I think assert='user' vs assertuser=mw.config.get('wgUserName') is only relevant when considering federation (And if we are considering federation then that would open yet another can of worms.). My suggestion would be to go with assert='user' as this is the least strict assertion that still enforces our central requirement (no IP bleed).

Hm, on the other hand the current description of T231725 specifically requires edits using the same account, not just that the IP doesn’t leak. But that’s also what we currently do, I think.

So, remaining action item – handle assert failures better?

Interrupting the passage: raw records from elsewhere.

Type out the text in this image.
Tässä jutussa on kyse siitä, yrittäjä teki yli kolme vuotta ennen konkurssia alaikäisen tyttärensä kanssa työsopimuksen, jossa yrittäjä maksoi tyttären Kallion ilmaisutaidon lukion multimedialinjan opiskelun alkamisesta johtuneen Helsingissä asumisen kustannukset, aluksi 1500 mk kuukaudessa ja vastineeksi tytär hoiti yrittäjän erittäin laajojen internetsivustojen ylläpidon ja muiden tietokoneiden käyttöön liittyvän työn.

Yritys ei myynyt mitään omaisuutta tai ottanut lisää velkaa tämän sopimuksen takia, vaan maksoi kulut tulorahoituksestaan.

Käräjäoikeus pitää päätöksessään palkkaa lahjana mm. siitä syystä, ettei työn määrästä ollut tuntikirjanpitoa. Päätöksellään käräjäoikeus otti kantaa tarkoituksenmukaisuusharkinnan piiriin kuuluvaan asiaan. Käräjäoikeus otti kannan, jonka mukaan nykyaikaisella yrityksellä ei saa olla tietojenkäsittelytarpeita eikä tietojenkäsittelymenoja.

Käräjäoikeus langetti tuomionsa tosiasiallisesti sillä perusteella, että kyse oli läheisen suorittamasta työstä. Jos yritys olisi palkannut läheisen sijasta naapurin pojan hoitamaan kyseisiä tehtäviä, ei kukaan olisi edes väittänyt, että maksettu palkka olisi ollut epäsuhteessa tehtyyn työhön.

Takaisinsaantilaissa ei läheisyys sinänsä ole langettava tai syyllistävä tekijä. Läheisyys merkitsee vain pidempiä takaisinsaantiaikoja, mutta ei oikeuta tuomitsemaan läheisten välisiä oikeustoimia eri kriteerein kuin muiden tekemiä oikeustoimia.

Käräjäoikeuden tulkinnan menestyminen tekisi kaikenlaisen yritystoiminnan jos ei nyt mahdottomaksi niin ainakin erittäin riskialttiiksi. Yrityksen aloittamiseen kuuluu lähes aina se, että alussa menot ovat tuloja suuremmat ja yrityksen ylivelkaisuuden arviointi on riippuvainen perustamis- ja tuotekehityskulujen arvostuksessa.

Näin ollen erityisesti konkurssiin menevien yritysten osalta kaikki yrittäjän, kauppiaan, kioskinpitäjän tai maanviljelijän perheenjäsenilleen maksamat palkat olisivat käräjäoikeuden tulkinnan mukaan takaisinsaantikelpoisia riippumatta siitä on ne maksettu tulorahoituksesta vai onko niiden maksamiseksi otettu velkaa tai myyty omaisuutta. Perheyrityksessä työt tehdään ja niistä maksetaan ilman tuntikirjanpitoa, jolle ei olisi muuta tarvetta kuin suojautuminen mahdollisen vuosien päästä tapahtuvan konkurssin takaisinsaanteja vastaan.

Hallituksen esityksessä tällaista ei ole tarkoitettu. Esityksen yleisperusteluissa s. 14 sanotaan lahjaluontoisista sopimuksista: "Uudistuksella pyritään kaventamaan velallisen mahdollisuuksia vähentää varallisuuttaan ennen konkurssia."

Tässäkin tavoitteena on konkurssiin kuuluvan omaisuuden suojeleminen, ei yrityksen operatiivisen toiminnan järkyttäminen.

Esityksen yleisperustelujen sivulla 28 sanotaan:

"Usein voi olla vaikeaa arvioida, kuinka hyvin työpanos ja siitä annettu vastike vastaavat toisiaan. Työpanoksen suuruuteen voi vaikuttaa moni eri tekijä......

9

In T231887#5529597, @Lucas_Werkmeister_WMDE wrote:

So, remaining action item – handle assert failures better?

Yeah, I added it to T228066: Step 1: Error States of Data-Bridge [Tracking] (impact: medium). Not sure if that needs an extra task beyond that? OTOH, we could make this an explicit decision and add it to the product doc?

Pinging @Lydia_Pintscher: If the user logged-out of the wiki in another tab after opening the data-bridge app and thus the saving fails, is it enough for now to tell them to log-in again and redo their thing?

In T231887#5537096, @Michael wrote:

Pinging @Lydia_Pintscher: If the user logged-out of the wiki in another tab after opening the data-bridge app and thus the saving fails, is it enough for now to tell them to log-in again and redo their thing?

Yeah I think that's perfectly acceptable. It should be a pretty rare edge-case anyway.